Underwatertimes.com News Service - July 26, 2007 04:11 EST

Alexandria, known as the Pearl of the Meditarranean, is thought to have been founded by Alexander the Great in 332 BC as he swept through Egypt in his quest to conquer the world.

But now scientists have discovered that vestiges of an older city hidden beneath Alexandria, which they claim are at least seven centuries older than the city founded by the great Greek conqueror.

Hidden underwater traces point towards a city, mention of which are found in Homer's Odyssey, and that could shed light on the ancient world, reports LiveScience.com .

Alexandria was founded in Egypt on the shores of the Mediterranean to immortalise Alexander the Great. The city was renowned for its library, once the largest in the world, as well as its lighthouse at the island of Pharos, one of the Seven Wonders of the Ancient World. The Catacombs of Kom el Shoqafa was one of the Seven Wonders of the Middle Ages.

Alexandria was known to have developed from a settlement known as Rhakotis, or Ra-Kedet, vaguely alluded to as a modest fishing village of little significance by some historians.

Seven rod-shaped samples of dirt gathered from the sea floor of Alexandria's harbour now suggest there may have been a flourishing urban centre there as far back at 1000 BC.

Coastal geoarchaeologist Jean-Daniel Stanley of the Smithsonian's National Museum of Natural History and his colleagues used vibrating hollow tubes to gently extract three-inch-wide rods of sediment 6 to 18 feet long from up to 20 feet underwater.

Collecting these samples underwater proved challenging. "Alexandria now is home to as many as 4 million people, and we were in the unfortunate position of having to deal with their discharge — human waste, municipal waste, industrial waste — which got released into the harbour," Stanley said. "It's not funny, but you have to sort of laugh."

Ceramic shards, high levels of lead that was likely used in construction, building stones imported from elsewhere in Egypt and organic material likely coming from sewage were detected in the sediment.
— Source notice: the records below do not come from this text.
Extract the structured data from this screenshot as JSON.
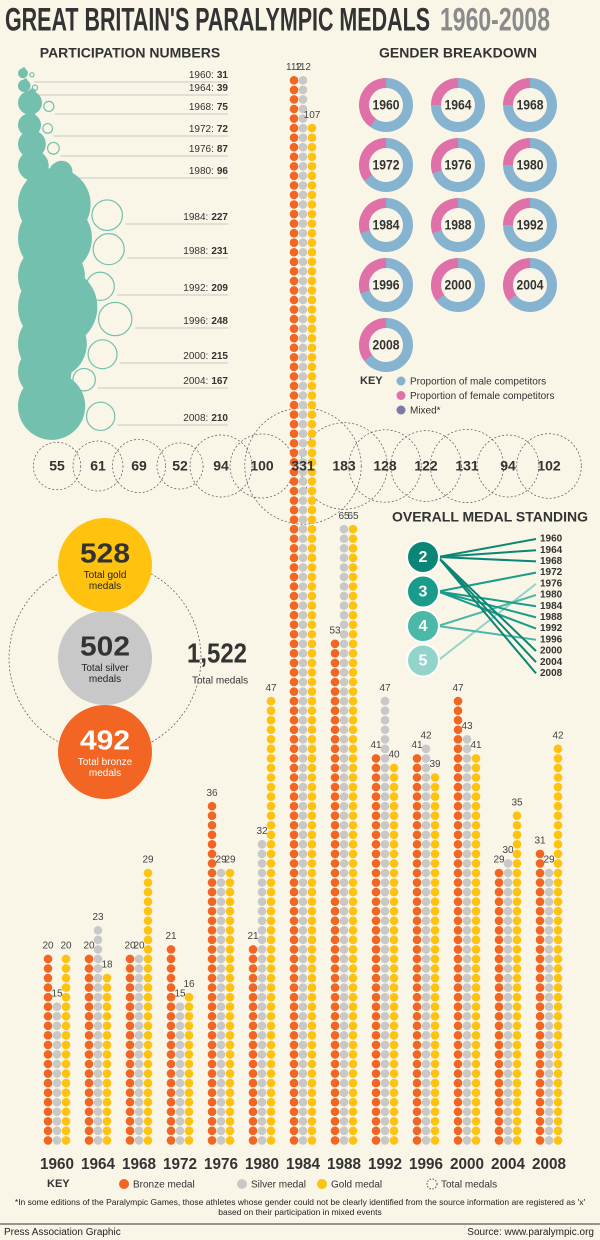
{
  "title": "GREAT BRITAIN'S PARALYMPIC MEDALS",
  "subtitle": "1960-2008",
  "participation": {
    "heading": "PARTICIPATION NUMBERS",
    "color": "#74c0af",
    "labels": [
      "1960:",
      "1964:",
      "1968:",
      "1972:",
      "1976:",
      "1980:",
      "1984:",
      "1988:",
      "1992:",
      "1996:",
      "2000:",
      "2004:",
      "2008:"
    ],
    "values": [
      31,
      39,
      75,
      72,
      87,
      96,
      227,
      231,
      209,
      248,
      215,
      167,
      210
    ]
  },
  "gender": {
    "heading": "GENDER BREAKDOWN",
    "male_color": "#86b4d0",
    "female_color": "#e070a8",
    "mixed_color": "#7d7aa8",
    "years": [
      "1960",
      "1964",
      "1968",
      "1972",
      "1976",
      "1980",
      "1984",
      "1988",
      "1992",
      "1996",
      "2000",
      "2004",
      "2008"
    ],
    "male": [
      60,
      75,
      75,
      65,
      70,
      75,
      70,
      70,
      75,
      70,
      65,
      65,
      65
    ],
    "female": [
      40,
      25,
      25,
      35,
      30,
      25,
      30,
      30,
      25,
      30,
      35,
      35,
      35
    ],
    "key_heading": "KEY",
    "key": [
      "Proportion of male competitors",
      "Proportion of female competitors",
      "Mixed*"
    ]
  },
  "total_medals": [
    55,
    61,
    69,
    52,
    94,
    100,
    331,
    183,
    128,
    122,
    131,
    94,
    102
  ],
  "standing": {
    "heading": "OVERALL MEDAL STANDING",
    "ranks": [
      2,
      3,
      4,
      5
    ],
    "colors": [
      "#0b8676",
      "#1a9c8a",
      "#4cb8a8",
      "#92d4ca"
    ],
    "years": [
      "1960",
      "1964",
      "1968",
      "1972",
      "1976",
      "1980",
      "1984",
      "1988",
      "1992",
      "1996",
      "2000",
      "2004",
      "2008"
    ],
    "year_ranks": [
      2,
      2,
      2,
      3,
      5,
      4,
      3,
      3,
      3,
      4,
      2,
      2,
      2
    ]
  },
  "summary": {
    "gold": 528,
    "gold_label": "Total gold medals",
    "silver": 502,
    "silver_label": "Total silver medals",
    "bronze": 492,
    "bronze_label": "Total bronze medals",
    "total": {
      "value": 1522,
      "label": "1,522"
    },
    "total_label": "Total medals"
  },
  "chart_data": {
    "type": "bar",
    "categories": [
      "1960",
      "1964",
      "1968",
      "1972",
      "1976",
      "1980",
      "1984",
      "1988",
      "1992",
      "1996",
      "2000",
      "2004",
      "2008"
    ],
    "series": [
      {
        "name": "Bronze medal",
        "color": "#f26522",
        "values": [
          20,
          20,
          20,
          21,
          36,
          21,
          112,
          53,
          41,
          41,
          47,
          29,
          31
        ]
      },
      {
        "name": "Silver medal",
        "color": "#c8c8c8",
        "values": [
          15,
          23,
          20,
          15,
          29,
          32,
          112,
          65,
          47,
          42,
          43,
          30,
          29
        ]
      },
      {
        "name": "Gold medal",
        "color": "#ffc20e",
        "values": [
          20,
          18,
          29,
          16,
          29,
          47,
          107,
          65,
          40,
          39,
          41,
          35,
          42
        ]
      }
    ],
    "key_heading": "KEY",
    "total_key": "Total medals"
  },
  "footnote": "*In some editions of the Paralympic Games, those athletes whose gender could not be clearly identified from the source information are registered as 'x' based on their participation in mixed events",
  "credit": "Press Association Graphic",
  "source": "Source: www.paralympic.org"
}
These all suggest the presence of a significant settlement well before Alexander the Great came. The results are detailed in the August issue of the journal GSA Today .
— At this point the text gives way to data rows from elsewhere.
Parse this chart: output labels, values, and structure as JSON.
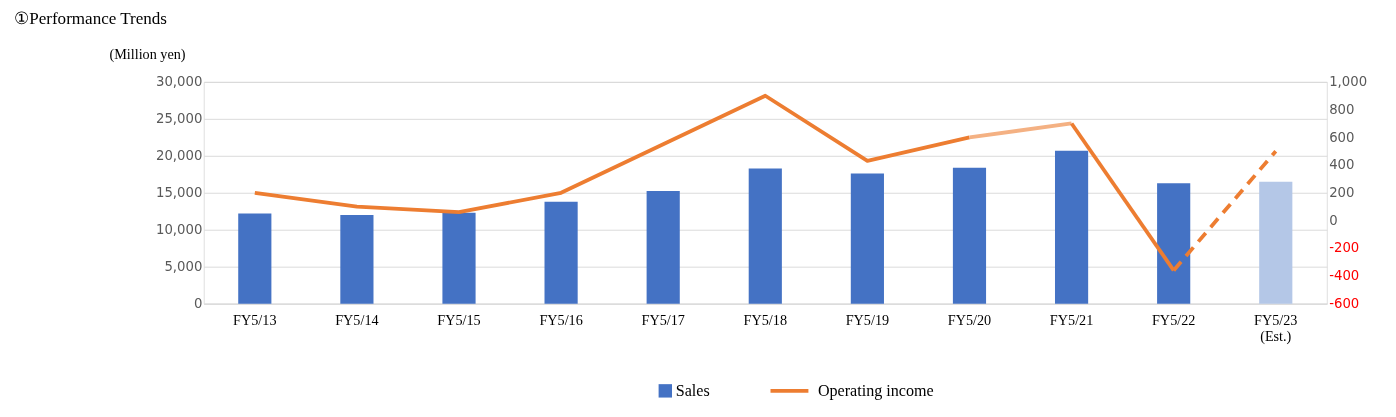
{
  "chart_data": {
    "type": "bar",
    "title": "①Performance Trends",
    "ylabel": "(Million yen)",
    "categories": [
      "FY5/13",
      "FY5/14",
      "FY5/15",
      "FY5/16",
      "FY5/17",
      "FY5/18",
      "FY5/19",
      "FY5/20",
      "FY5/21",
      "FY5/22",
      "FY5/23\n(Est.)"
    ],
    "series": [
      {
        "name": "Sales",
        "color": "#4472c4",
        "colors": [
          "#4472c4",
          "#4472c4",
          "#4472c4",
          "#4472c4",
          "#4472c4",
          "#4472c4",
          "#4472c4",
          "#4472c4",
          "#4472c4",
          "#4472c4",
          "#b4c7e7"
        ],
        "values": [
          12200,
          12000,
          12300,
          13800,
          15250,
          18300,
          17600,
          18400,
          20700,
          16300,
          16500
        ]
      },
      {
        "name": "Operating income",
        "type": "line",
        "axis": "y2",
        "color": "#ed7d31",
        "values": [
          200,
          100,
          60,
          200,
          550,
          900,
          430,
          600,
          null,
          null,
          null
        ]
      },
      {
        "type": "line",
        "axis": "y2",
        "color": "#f4b183",
        "values": [
          null,
          null,
          null,
          null,
          null,
          null,
          null,
          600,
          700,
          null,
          null
        ]
      },
      {
        "type": "line",
        "axis": "y2",
        "color": "#ed7d31",
        "values": [
          null,
          null,
          null,
          null,
          null,
          null,
          null,
          null,
          700,
          -360,
          null
        ]
      },
      {
        "type": "line",
        "axis": "y2",
        "color": "#ed7d31",
        "line_style": "dashed",
        "values": [
          null,
          null,
          null,
          null,
          null,
          null,
          null,
          null,
          null,
          -360,
          500
        ]
      }
    ],
    "ylim": [
      0,
      30000
    ],
    "yticks": [
      0,
      {
        "value": 5000,
        "label": "5,000"
      },
      {
        "value": 10000,
        "label": "10,000"
      },
      {
        "value": 15000,
        "label": "15,000"
      },
      {
        "value": 20000,
        "label": "20,000"
      },
      {
        "value": 25000,
        "label": "25,000"
      },
      {
        "value": 30000,
        "label": "30,000"
      }
    ],
    "y2lim": [
      -600,
      1000
    ],
    "y2ticks": [
      -600,
      -400,
      -200,
      0,
      200,
      400,
      600,
      800,
      {
        "value": 1000,
        "label": "1,000"
      }
    ],
    "grid": "y",
    "legend": "bottom"
  }
}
"Alexandria was built on top of an existing, and perhaps quite important, settlement, maybe one that was minimised in importance because we can't see it now," Stanley said. "Nothing really concrete about Rhakotis has been discovered until now."

Alexander the Great likely chose this area for Alexandria since it had a bay to protect a harbour against fierce winter storms in the Mediterranean.

"There are very few places in the Egyptian Mediterranean coast where the coastline is not smooth," Stanley said. "This would have been the best place to establish a harbour."

Stanley added this bay was even noted in Homer's epic Odyssey: "Now in the surging sea an island lies, Pharos they call it. By it there lies a bay with a good anchorage, from which they send the trim ships off to sea."

This area might have been a haven throughout ancient times for the Greeks, Minoans, Phoenicians and others. Future research could shed light on the life of mariners at this settlement before Alexander came. "Virtually nothing is known of the people who would have lived there," Stanley said.